Cultureshock007
Cultureshock007 t1_itro51k wrote
Reply to comment by notkevinjohn in The philosophy of Martin Heidegger who argued that the Technological mindset has destroyed our relationship to the world so that Nature is seen as so many resources to exploit. He presents an alternative: a poetic relationship to the world by thelivingphilosophy
One could look at some of the religious philosophy of shinto as being a way of connecting that sense of gratitude and a less human-centric veiw of nature. Shinto doesn't have an afterlife like heaven or hell, rather your spiritual stuff sort of breaks down and returns to the world because the world is all there is. There are hidden aspects of it but the afterlife is all around you so the idea of how one treats their environment becomes not something that you use and one day abandon for something else when you die but this is essentially all there is.
In a way that acknowledges the closed system we live in a lot more than a lot if western philosophy/religion does as the idea that we either live on in a separate disconnected realm or cease to be entirely after death doesn't capture that sense of responsibility one might have to previous generations to maintain the world as a living recycling system or to preserve it for future generations. How we conceptualize our connection and dependance on the Earth for our continuation is often subverted in our fantasy storytelling by the existence of other worlds or an eventual escape into space. In a way it feels akin to a denial of death as a very present danger but on a level of our species.
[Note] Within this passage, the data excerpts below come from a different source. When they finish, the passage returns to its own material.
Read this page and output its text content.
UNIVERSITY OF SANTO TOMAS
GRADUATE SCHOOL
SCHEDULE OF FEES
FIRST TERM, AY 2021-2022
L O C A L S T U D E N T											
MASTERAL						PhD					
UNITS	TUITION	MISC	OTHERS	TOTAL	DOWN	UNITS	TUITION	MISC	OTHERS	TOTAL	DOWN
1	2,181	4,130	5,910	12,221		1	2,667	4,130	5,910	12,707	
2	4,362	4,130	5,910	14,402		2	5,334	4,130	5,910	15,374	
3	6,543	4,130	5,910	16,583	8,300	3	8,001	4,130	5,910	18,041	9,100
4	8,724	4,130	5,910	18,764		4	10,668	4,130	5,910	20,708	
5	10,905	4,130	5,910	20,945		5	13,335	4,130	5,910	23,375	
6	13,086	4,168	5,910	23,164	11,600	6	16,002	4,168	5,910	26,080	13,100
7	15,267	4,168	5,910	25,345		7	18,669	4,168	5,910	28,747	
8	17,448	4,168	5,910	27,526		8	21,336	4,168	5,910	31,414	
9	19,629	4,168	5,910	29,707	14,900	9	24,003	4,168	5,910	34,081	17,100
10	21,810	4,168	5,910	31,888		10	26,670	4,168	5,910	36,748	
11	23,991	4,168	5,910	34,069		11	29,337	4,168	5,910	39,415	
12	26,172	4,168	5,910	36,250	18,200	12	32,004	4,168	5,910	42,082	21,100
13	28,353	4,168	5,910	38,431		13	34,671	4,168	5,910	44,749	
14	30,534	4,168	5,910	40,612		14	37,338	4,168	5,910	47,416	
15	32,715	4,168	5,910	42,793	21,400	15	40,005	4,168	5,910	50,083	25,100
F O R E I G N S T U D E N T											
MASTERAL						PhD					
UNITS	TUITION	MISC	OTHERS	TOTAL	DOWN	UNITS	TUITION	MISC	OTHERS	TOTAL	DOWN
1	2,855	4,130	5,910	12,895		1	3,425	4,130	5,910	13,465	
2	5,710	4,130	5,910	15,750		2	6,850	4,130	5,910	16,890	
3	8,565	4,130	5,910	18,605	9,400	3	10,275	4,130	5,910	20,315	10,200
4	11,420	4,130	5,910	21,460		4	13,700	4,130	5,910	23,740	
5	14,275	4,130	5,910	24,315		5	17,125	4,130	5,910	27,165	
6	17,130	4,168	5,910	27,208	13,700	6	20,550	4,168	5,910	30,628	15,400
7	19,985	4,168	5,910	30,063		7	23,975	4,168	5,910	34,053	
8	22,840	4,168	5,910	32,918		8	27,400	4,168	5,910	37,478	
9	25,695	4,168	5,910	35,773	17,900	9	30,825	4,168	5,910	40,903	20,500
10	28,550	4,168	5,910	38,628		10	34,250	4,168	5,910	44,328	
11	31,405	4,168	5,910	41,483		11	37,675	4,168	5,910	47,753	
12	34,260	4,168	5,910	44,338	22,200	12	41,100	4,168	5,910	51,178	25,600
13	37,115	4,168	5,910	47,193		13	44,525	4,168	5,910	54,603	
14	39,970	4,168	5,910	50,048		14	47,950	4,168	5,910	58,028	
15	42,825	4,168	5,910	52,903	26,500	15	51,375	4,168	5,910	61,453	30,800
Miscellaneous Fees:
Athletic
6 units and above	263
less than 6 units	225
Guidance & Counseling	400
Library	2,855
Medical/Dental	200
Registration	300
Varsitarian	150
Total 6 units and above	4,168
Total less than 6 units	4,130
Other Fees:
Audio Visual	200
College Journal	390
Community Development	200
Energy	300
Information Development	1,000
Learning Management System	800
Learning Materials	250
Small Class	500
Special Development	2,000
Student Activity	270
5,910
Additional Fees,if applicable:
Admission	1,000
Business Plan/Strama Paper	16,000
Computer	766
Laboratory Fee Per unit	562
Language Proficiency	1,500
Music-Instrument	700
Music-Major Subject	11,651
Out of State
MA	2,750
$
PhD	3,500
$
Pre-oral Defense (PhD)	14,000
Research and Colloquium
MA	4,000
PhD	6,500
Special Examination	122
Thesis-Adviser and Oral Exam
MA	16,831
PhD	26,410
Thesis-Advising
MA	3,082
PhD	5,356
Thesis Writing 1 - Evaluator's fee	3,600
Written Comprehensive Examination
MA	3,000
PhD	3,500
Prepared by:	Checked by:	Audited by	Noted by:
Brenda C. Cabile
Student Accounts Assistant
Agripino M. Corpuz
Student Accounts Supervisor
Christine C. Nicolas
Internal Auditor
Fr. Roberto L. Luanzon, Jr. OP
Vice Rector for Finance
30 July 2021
We are thematically made uncomfortable by both our complete dependance on these finite spaces and by extention the idea that we may be failing in a collective responsibility. "To hell with you I got mine" is a very common attitude of a very individualistic type that washes one hands of those anxieties by limiting one's care of something to their immediate personal use.
Cultureshock007 t1_its0370 wrote
Reply to comment by notkevinjohn in The philosophy of Martin Heidegger who argued that the Technological mindset has destroyed our relationship to the world so that Nature is seen as so many resources to exploit. He presents an alternative: a poetic relationship to the world by thelivingphilosophy
The technological adaptations for population inflation have precedent in a lot of our history. The application of the potato as a food crop boosted the population of a lot of European countries due to the amount of calories one could grow on relatively poor soil and in Ireland and Britain that population later collapsed when viruses wiped out the crop and aid in the form of utilizing stores of imported foods were witheld. Spirituality is fairly key in shaping how we perceive our place in the world and while Heidegger has his "hold on a minute the world is finite" moment it is good to acknowledge that that philosophy is a lot older than he is through the lens of certain religion.
The river's value in a prior example is not limited to human's rather narrow concept of use. It is also an ecosystem that benefits other species, is a channel for delivering water and nutrients to plants and evaporation for weather patterns and if abused can become a vector for poisons. One could look at ghe preservativion of natural resources as not in the terms of commodity but of intergenerational wealth. If a system of artificial population support collapses much like the humble potato, it takes a swath of humanity with it.